Khalil, un jeune militant du mouvement de protestation Gdeim Izik affirme que les forces de sécurité ont décidé étouffer de manière préventive toute protestation et souvent à l’aide de balles. « Ils ne se soucient pas de savoir si vous êtes jeune ou vieux, homme ou femme – si vous êtes l’un des manifestants, ils vous attaqueront. »
Il y a souvent des blessés et parfois morts, mais la police nie systématiquement toute implication. Human Rights Watch peut également témoigner de la situation tendue. En 2010, l’un de leurs chercheurs a ainsi été battu en plein jour. L’organisation a qualifié l’attaque d’un exemple typique de l’impunité dont bénéficie les policiers du régime marocain.
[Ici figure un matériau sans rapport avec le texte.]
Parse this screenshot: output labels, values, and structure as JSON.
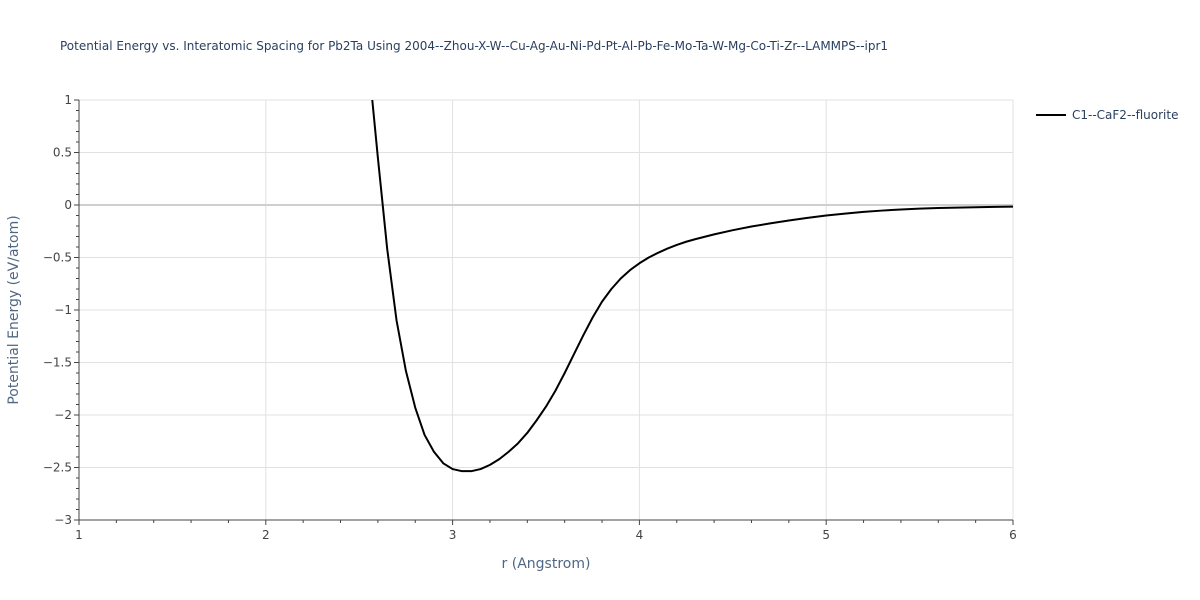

L’actuel leader de la coordination Gdeim Izik, Lahib Salhi, affirme que « la population vit ici sous surveillance permanente et sous la baguette des Marocains La communauté internationale doit faire ce qu’elle nous a promis : organiser un référendum et nous donner l’occasion de vivre comme nous le voulons ».
Palestine
Il y a des similitudes à faire entre la situation au Sahara occidental et la Palestine, estiment certains observateurs. De ces deux territoires des superpuissances ont décidé de se retirer mais d’autres puissances étrangères ont décidé d’occuper ces territoires ; sur ces deux territoires la population indigène est fortement mise sous pression et les membres permanents du Conseil de sécurité de l’ONU font le maximum pour maintenir le statu quo.
Mais alors que le conflit israélo-palestinien est l’un des conflits les plus médiatisés de l’histoire au monde, peu de gens savent ce qui se passe au Sahara occidental.
De nombreux Sahraouis pensent que c’est la faute à la communauté internationale. « Les Marocains ont pris possession de notre pays parce qu’ils le peuvent, parce qu’ils se sont sentis forts et parce qu’ils avaient le soutien de la France, des Etats-Unis et de la Grande-Bretagne. Pourtant, ils savent que leurs arguments sont fallacieux. Combien de temps tout cela durera encore pour que le monde décide de mettre fin à cette injustice? », s’interroge M. Salhi.